Я работаю в психбольнице. Меня распределили сюда пару лет назад, после универа. «Практика» ; сказали они и с тех пор я не получила ни одного другого предложения, а мои отклонялись. Впрочем, наш ВУЗ все равно никогда не был особенно престижным, да и где ещё могут понадобится молодые психиатры?
Я сама выбрала свою работу, и я всегда её любила, но, видит Бог, иногда очень хотелось плюнуть на все и уйти куда-то в более тихое место. Но иногда на этой работе бывают сюрпризы, ради которых и она мне и дорога.
Я как раз перекладывала карточки, когда в хранилище зашла главврач.
; Анна, тебя переводят, возьми документы у меня.
Это было неожиданно – я часто просила перевести меня хоть куда-то, потому что работа с буйными меня не особенно радовала, но мне каждый раз отвечали отказом.
; Куда?
; В женское отделение, теперь ты работаешь в пятом боксе, на третьем этаже.

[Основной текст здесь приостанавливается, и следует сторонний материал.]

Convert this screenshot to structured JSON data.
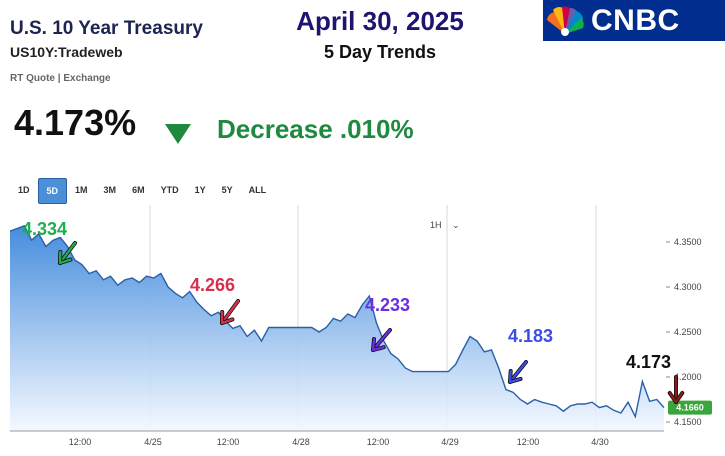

Я даже споткнулась – хрен редьки не слаще, на этом этаже содержали не просто буйных. Там содержались преступники. Страшнее него был только седьмой бокс – там были мужчины со статьями, но туда женщин вообще не допускали.
; Вы уверены что я, я же недавно только выпустилась!
; Здесь ты справляешься, а там не хватает рук.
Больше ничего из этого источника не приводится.